Six types of scenes
Story doesn’t just move.
It moves along an axis of value. Something shifts from one state to another. Better to worse. Worse to better. Known to unknown.
Tim Grahl reminds us that a love story isn’t built on love alone, an action story isn’t sustained by life-and-death stakes in every moment. Range is what gives a narrative its shape and its endurance.
There are six scenes with core value shifts you need to control.
1. Life / Death - A physical threat to the protagonist where the reader feels fear. This is an action scene.
2. Awe / Dread - A mental threat where the danger to the protagonist expands beyond the visible into something harder to contain and the reader feels dread. Not just danger, but the suggestion and escalation of something worse than danger. This is a horror scene.
3. Pride / Shame - A social threat to the protagonist where status is gained or lost as reputation fractures and the reader feels exposure. This is a status scene.

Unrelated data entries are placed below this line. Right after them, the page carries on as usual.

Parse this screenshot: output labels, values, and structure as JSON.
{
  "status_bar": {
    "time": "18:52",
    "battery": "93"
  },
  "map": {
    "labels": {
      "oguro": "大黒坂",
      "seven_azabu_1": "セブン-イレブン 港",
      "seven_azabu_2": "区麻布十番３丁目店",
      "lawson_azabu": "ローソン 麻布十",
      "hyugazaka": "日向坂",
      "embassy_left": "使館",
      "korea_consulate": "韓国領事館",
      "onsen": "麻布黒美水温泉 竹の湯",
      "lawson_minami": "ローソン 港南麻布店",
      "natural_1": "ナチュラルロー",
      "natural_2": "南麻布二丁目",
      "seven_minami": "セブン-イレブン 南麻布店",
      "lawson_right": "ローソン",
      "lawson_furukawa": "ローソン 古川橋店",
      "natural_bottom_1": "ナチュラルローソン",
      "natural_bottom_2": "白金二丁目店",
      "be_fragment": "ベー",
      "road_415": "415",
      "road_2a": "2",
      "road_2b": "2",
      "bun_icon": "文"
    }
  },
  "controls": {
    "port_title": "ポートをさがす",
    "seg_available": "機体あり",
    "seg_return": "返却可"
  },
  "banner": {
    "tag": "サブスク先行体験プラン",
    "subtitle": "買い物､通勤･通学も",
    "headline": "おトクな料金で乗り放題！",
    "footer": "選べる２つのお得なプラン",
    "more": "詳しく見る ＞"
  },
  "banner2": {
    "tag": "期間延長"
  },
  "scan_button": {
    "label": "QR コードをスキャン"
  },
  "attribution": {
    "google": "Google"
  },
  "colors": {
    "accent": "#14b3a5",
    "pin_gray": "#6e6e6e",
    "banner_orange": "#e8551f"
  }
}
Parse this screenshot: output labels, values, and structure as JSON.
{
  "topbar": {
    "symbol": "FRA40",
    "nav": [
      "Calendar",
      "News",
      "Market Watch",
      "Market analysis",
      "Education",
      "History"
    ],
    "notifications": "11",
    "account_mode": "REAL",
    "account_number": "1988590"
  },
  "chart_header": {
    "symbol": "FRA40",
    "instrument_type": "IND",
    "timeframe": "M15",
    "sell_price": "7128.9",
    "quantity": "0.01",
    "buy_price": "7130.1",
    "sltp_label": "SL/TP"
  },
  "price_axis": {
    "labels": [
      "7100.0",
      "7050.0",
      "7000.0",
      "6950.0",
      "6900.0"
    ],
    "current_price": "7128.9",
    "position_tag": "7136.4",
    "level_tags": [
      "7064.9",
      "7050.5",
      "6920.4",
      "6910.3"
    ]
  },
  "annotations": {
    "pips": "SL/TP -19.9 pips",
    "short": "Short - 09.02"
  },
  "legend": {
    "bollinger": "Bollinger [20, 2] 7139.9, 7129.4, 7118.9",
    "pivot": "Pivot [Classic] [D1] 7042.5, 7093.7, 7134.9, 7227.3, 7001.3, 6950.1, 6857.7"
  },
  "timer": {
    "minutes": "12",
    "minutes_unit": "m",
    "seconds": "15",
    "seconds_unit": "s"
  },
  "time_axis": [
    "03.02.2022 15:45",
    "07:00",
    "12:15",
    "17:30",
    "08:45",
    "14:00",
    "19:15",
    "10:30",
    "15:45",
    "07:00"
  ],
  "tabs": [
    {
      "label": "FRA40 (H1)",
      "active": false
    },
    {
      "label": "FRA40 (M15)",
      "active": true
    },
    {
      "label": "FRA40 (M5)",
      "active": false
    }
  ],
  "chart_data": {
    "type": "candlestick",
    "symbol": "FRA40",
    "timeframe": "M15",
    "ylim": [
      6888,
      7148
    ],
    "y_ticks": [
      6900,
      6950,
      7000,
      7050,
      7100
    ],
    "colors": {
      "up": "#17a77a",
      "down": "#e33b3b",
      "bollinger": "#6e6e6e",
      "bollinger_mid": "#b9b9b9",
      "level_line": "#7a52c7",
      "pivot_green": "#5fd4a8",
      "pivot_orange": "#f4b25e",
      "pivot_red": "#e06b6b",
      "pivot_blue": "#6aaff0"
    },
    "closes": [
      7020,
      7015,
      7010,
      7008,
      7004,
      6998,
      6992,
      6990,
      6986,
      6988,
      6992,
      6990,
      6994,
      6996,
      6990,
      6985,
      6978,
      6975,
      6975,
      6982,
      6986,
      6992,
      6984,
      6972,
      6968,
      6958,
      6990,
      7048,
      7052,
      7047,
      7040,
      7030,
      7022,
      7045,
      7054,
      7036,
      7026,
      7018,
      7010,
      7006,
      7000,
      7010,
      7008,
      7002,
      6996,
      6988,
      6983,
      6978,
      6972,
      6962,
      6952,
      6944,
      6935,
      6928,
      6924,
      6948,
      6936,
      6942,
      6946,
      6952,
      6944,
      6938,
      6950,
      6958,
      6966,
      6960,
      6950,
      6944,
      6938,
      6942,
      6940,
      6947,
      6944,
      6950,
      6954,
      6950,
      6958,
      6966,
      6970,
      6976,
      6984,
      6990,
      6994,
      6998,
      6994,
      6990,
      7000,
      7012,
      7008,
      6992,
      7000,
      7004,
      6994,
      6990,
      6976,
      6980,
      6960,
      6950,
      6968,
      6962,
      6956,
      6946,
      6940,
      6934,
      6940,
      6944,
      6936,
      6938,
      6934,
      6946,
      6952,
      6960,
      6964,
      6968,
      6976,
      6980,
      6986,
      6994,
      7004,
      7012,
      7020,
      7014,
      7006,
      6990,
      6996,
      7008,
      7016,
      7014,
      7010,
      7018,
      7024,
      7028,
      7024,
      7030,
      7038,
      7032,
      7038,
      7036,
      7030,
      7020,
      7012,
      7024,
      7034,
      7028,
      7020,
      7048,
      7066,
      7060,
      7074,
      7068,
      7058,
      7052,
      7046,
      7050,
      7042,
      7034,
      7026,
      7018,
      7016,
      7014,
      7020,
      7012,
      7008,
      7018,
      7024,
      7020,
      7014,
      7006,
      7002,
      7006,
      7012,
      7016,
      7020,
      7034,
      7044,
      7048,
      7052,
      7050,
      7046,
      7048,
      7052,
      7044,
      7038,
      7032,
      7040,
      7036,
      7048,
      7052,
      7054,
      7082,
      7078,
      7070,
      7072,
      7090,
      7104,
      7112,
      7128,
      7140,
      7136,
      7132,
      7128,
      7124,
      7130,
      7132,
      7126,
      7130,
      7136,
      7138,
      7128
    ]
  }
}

4. Love / Hate - A relational threat where the protagonist’s connection is at risk and the reader feels trust is strained, broken, or withdrawn. This is a love scene. (Harder than a status scene because it costs something personal, not just public. Subjective not merely objective.)

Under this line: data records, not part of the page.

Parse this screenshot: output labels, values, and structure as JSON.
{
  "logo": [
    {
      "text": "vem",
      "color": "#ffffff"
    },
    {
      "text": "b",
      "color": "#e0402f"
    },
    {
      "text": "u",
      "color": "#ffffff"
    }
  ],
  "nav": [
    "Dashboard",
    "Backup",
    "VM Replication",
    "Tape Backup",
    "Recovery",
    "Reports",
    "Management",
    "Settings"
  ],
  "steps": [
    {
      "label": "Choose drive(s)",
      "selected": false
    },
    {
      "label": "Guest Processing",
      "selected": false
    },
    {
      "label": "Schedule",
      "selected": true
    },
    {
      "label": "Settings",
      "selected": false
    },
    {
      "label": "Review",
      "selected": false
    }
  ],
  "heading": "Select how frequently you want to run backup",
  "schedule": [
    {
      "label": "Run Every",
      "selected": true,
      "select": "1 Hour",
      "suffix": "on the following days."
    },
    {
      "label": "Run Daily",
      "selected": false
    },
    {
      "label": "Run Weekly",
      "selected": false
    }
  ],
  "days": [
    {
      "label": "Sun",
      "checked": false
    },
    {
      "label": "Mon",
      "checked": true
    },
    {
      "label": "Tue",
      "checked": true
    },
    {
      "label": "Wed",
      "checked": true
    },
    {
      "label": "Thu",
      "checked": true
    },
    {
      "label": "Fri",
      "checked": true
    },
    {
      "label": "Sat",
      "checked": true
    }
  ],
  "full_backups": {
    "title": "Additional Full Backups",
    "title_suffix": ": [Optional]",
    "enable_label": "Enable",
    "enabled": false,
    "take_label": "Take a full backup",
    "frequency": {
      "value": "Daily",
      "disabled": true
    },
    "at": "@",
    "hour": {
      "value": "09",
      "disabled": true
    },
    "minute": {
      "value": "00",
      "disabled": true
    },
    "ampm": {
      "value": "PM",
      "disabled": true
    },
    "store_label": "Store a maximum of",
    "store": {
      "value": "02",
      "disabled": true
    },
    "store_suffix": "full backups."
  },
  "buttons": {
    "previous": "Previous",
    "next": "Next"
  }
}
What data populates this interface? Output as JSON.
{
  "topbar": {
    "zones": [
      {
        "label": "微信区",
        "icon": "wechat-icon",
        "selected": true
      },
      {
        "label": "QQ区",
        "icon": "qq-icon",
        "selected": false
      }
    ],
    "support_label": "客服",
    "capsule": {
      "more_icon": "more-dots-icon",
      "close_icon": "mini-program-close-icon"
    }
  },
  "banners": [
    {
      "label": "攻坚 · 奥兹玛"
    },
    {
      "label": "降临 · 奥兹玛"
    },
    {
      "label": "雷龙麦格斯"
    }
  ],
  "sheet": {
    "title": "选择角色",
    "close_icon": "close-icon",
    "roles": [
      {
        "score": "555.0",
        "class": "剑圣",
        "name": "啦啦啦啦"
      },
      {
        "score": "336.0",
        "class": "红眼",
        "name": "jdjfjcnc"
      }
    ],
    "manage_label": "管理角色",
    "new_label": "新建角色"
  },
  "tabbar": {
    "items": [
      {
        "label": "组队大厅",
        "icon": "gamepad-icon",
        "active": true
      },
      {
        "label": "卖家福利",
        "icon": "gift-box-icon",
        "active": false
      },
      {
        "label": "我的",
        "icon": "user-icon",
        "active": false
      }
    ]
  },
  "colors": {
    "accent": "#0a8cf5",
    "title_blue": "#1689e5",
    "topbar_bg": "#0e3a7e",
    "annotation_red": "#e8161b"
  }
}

5. Selfishness / Altruism - A moral threat where the protagonist is forced to choose between self and other and the reader feels quiet, insistent tension and anxiety. This is a morality scene.

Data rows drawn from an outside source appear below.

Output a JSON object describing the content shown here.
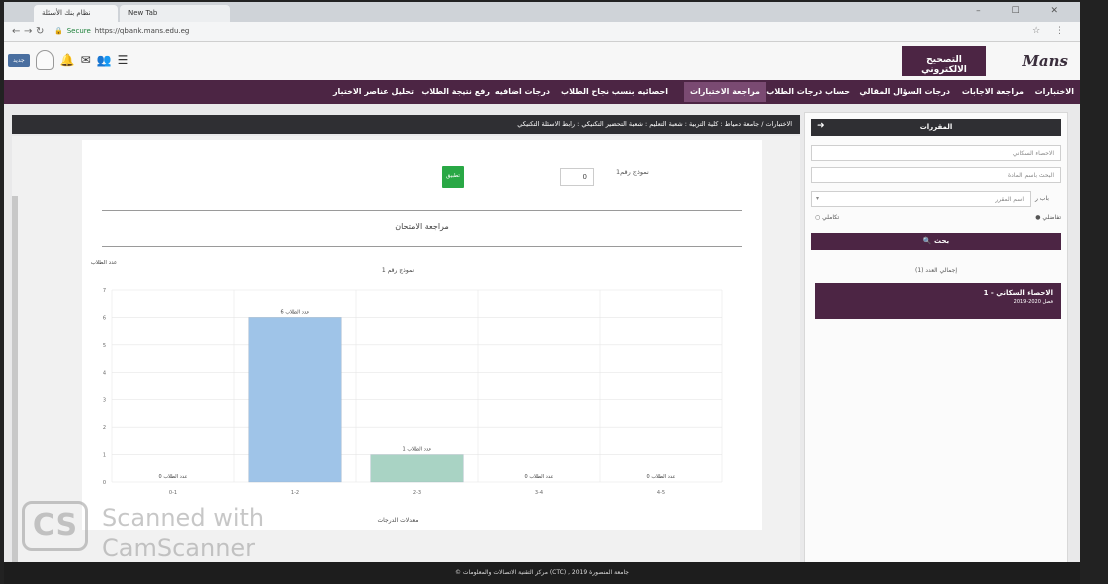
{
  "browser": {
    "tabs": [
      {
        "label": "نظام بنك الأسئلة"
      },
      {
        "label": "New Tab"
      }
    ],
    "url_secure": "Secure",
    "url": "https://qbank.mans.edu.eg",
    "window_controls": "– ☐ ✕"
  },
  "header": {
    "logo_text": "Mans",
    "app_title": "التصحيح الالكتروني",
    "new_badge": "جديد"
  },
  "main_menu": [
    {
      "label": "الاختبارات"
    },
    {
      "label": "مراجعة الاجابات"
    },
    {
      "label": "درجات السؤال المقالي"
    },
    {
      "label": "حساب درجات الطلاب"
    },
    {
      "label": "مراجعة الاختبارات",
      "active": true
    },
    {
      "label": "احصائيه بنسب نجاح الطلاب"
    },
    {
      "label": "درجات اضافيه"
    },
    {
      "label": "رفع نتيجة الطلاب"
    },
    {
      "label": "تحليل عناصر الاختبار"
    }
  ],
  "breadcrumb": "الاختبارات / جامعة دمياط : كلية التربية : شعبة التعليم : شعبة التحضير التكنيكي : رابط الاسئلة التكنيكي",
  "sidebar": {
    "title": "المقررات",
    "field_course": "الاحصاء السكاني",
    "field_search": "البحث باسم المادة",
    "select_label": "اسم المقرر",
    "select_prefix": "باب ر",
    "radio_1": "تفاضلي",
    "radio_2": "تكاملي",
    "search_button": "بحث",
    "total_label": "إجمالي العدد (1)",
    "result": {
      "title": "1 - الاحصاء السكاني",
      "subtitle": "2019-2020 فصل"
    }
  },
  "review": {
    "model_label": "نموذج رقم1",
    "model_value": "0",
    "apply_button": "تطبيق",
    "title": "مراجعة الامتحان"
  },
  "chart_data": {
    "type": "bar",
    "title": "نموذج رقم 1",
    "ylabel": "عدد الطلاب",
    "xlabel": "معدلات الدرجات",
    "categories": [
      "0-1",
      "1-2",
      "2-3",
      "3-4",
      "4-5"
    ],
    "values": [
      0,
      6,
      1,
      0,
      0
    ],
    "data_labels": [
      "عدد الطلاب 0",
      "عدد الطلاب 6",
      "عدد الطلاب 1",
      "عدد الطلاب 0",
      "عدد الطلاب 0"
    ],
    "ylim": [
      0,
      7
    ],
    "yticks": [
      0,
      1,
      2,
      3,
      4,
      5,
      6,
      7
    ],
    "colors": [
      "#9fc4e8",
      "#9fc4e8",
      "#a9d3c4",
      "#9fc4e8",
      "#9fc4e8"
    ],
    "grid": true
  },
  "footer": "© مركز التقنية الاتصالات والمعلومات (CTC) , جامعة المنصورة 2019",
  "watermark": {
    "logo": "CS",
    "line1": "Scanned with",
    "line2": "CamScanner"
  }
}
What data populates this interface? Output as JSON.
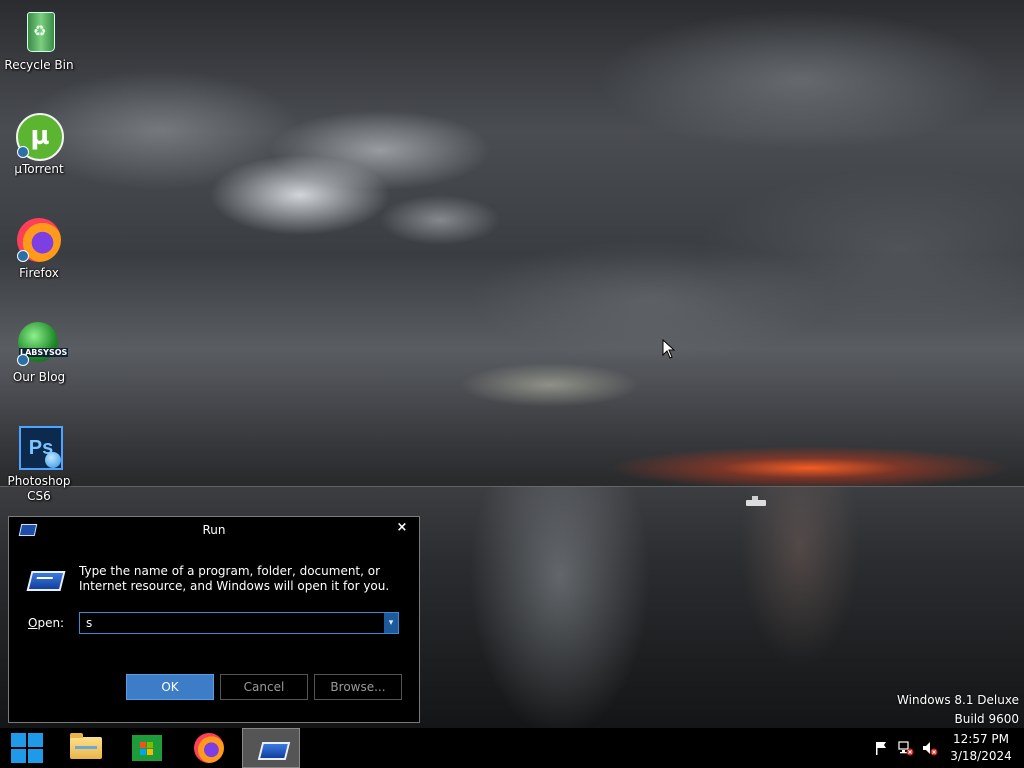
{
  "desktop": {
    "icons": [
      {
        "label": "Recycle Bin",
        "icon": "recycle-bin-icon"
      },
      {
        "label": "µTorrent",
        "icon": "utorrent-icon"
      },
      {
        "label": "Firefox",
        "icon": "firefox-icon"
      },
      {
        "label": "Our Blog",
        "icon": "blog-icon"
      },
      {
        "label": "Photoshop\nCS6",
        "icon": "photoshop-icon"
      }
    ],
    "blog_badge": "LABSYSOS",
    "ps_badge": "Ps",
    "utorrent_badge": "µ",
    "watermark": {
      "edition": "Windows 8.1 Deluxe",
      "build": "Build 9600"
    }
  },
  "run_dialog": {
    "title": "Run",
    "close": "×",
    "description": "Type the name of a program, folder, document, or Internet resource, and Windows will open it for you.",
    "open_label_prefix": "",
    "open_label_accel": "O",
    "open_label_rest": "pen:",
    "open_value": "s",
    "dropdown_glyph": "▾",
    "buttons": {
      "ok": "OK",
      "cancel": "Cancel",
      "browse": "Browse..."
    }
  },
  "taskbar": {
    "pinned": [
      "start-icon",
      "file-explorer-icon",
      "store-icon",
      "firefox-icon",
      "run-icon"
    ],
    "tray": [
      "flag-icon",
      "network-icon",
      "volume-muted-icon"
    ],
    "clock": {
      "time": "12:57 PM",
      "date": "3/18/2024"
    }
  },
  "colors": {
    "accent": "#3d7dc8",
    "taskbar": "#000000",
    "start": "#1f9ae8"
  }
}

6. Ignorance / Wisdom - A belief-level threat where something the protagonist holds as right and true is challenged and the reader feels vulnerability. This is a worldview scene. (Harder than a morality scene because you extend the moral threat to an internally held deep belief. It’s the deepest cut because it doesn’t just change action, it rewrites understanding.)
These value pairs are universal. They show up regardless of genre, tone, or style.
Every scene must have a value at stake, and knowing all the values gives you the flexibility to write whatever scenes your story needs.